Van Rijn verklaart afwijzen Deltaplan: 'Reden te meer om het per club te bekijken'
Minister Martin van Rijn van Medische Zorg en Sport is weliswaar te spreken over het Deltaplan van de KNVB, maar hij benadrukt dat de Nederlandse profclubs eerst zelf alles moeten doen om de financiële schade door de coronacrisis te beperken. Dat vertelt hij aan de NOS.
"De overheid is het laatste station", zegt Van Rijn. De KNVB vroeg in het Deltaplan om een bedrag van 140 miljoen euro voor het betaald voetbal. Daar ging de overheid niet mee akkoord. "Het is belangrijk dat het plan er ligt. Daar geef ik de KNVB complimenten voor.

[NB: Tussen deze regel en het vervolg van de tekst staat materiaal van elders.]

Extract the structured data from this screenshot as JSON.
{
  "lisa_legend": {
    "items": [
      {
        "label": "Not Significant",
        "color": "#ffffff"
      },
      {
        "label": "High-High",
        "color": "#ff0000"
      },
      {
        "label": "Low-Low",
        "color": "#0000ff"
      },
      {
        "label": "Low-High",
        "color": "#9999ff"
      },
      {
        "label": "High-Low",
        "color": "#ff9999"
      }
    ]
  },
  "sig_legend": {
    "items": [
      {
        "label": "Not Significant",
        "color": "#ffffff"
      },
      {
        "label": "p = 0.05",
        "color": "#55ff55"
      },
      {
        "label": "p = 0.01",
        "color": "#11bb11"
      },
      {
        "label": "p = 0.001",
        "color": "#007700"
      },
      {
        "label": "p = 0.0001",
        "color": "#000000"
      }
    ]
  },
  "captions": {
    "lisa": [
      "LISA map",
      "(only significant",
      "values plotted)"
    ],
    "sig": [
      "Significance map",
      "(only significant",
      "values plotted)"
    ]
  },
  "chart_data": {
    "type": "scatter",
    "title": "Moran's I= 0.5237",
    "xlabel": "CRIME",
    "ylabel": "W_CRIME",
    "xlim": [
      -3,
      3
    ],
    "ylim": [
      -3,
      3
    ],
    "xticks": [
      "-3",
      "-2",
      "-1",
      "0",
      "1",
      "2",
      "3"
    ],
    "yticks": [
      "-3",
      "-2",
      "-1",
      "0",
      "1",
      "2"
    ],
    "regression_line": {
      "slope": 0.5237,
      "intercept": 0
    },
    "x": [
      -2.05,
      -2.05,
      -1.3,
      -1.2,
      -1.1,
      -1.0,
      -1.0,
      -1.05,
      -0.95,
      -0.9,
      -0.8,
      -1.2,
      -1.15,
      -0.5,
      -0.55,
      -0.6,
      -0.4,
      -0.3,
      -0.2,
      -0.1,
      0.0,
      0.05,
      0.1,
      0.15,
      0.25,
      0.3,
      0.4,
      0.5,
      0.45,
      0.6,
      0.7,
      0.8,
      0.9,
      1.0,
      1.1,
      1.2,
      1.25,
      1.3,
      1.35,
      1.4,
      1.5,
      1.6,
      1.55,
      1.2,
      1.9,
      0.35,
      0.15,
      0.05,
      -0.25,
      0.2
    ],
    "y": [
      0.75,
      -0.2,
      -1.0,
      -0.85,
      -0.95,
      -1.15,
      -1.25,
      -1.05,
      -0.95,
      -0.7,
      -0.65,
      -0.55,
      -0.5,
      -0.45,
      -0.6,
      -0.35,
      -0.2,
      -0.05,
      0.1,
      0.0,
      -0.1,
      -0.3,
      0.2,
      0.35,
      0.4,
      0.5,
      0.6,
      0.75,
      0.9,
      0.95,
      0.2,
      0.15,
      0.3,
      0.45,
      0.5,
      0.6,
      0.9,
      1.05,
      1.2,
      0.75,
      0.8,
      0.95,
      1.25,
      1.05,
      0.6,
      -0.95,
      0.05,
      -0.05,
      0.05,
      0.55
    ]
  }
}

Maar de volgende fase is dat je de situatie per club moet bekijken", aldus Van Rijn.
"De ene club heeft veel seizoenkaarthouders, de andere minder", legt de minister uit. "Nu er straks gespeeld kan worden met publiek kan de ene club daar meer gebruik van maken dan de andere. Het uitgangspunt verschilt per club."
De Nederlandse clubs moeten nu eerst aankloppen bij sponsoren, gemeentes óf banken. Laatstgenoemde sector zou het betaald voetbal als risicofactor zien en daarom niet willen investeren. "Banken kijken naar heel veel bedrijfstakken die ze eventueel kunnen helpen met een tijdelijk overbruggingskrediet", reageert Van Rijn. "Dat zal niet altijd mogelijk zijn. Maar het is wel goed om te kijken naar clubs die eigenlijk gezond zijn en nu een ruggensteuntje nodig hebben om 'door de winter' te komen."
Van Rijn benadrukt dat voetbalclubs geen wonderen moeten verwachten. "Wat natuurlijk niet kan is dat clubs ter gelegenheid van deze crisis alle financiële problemen die er al waren, nu in één keer oplossen. Reden te meer om het per club te bekijken."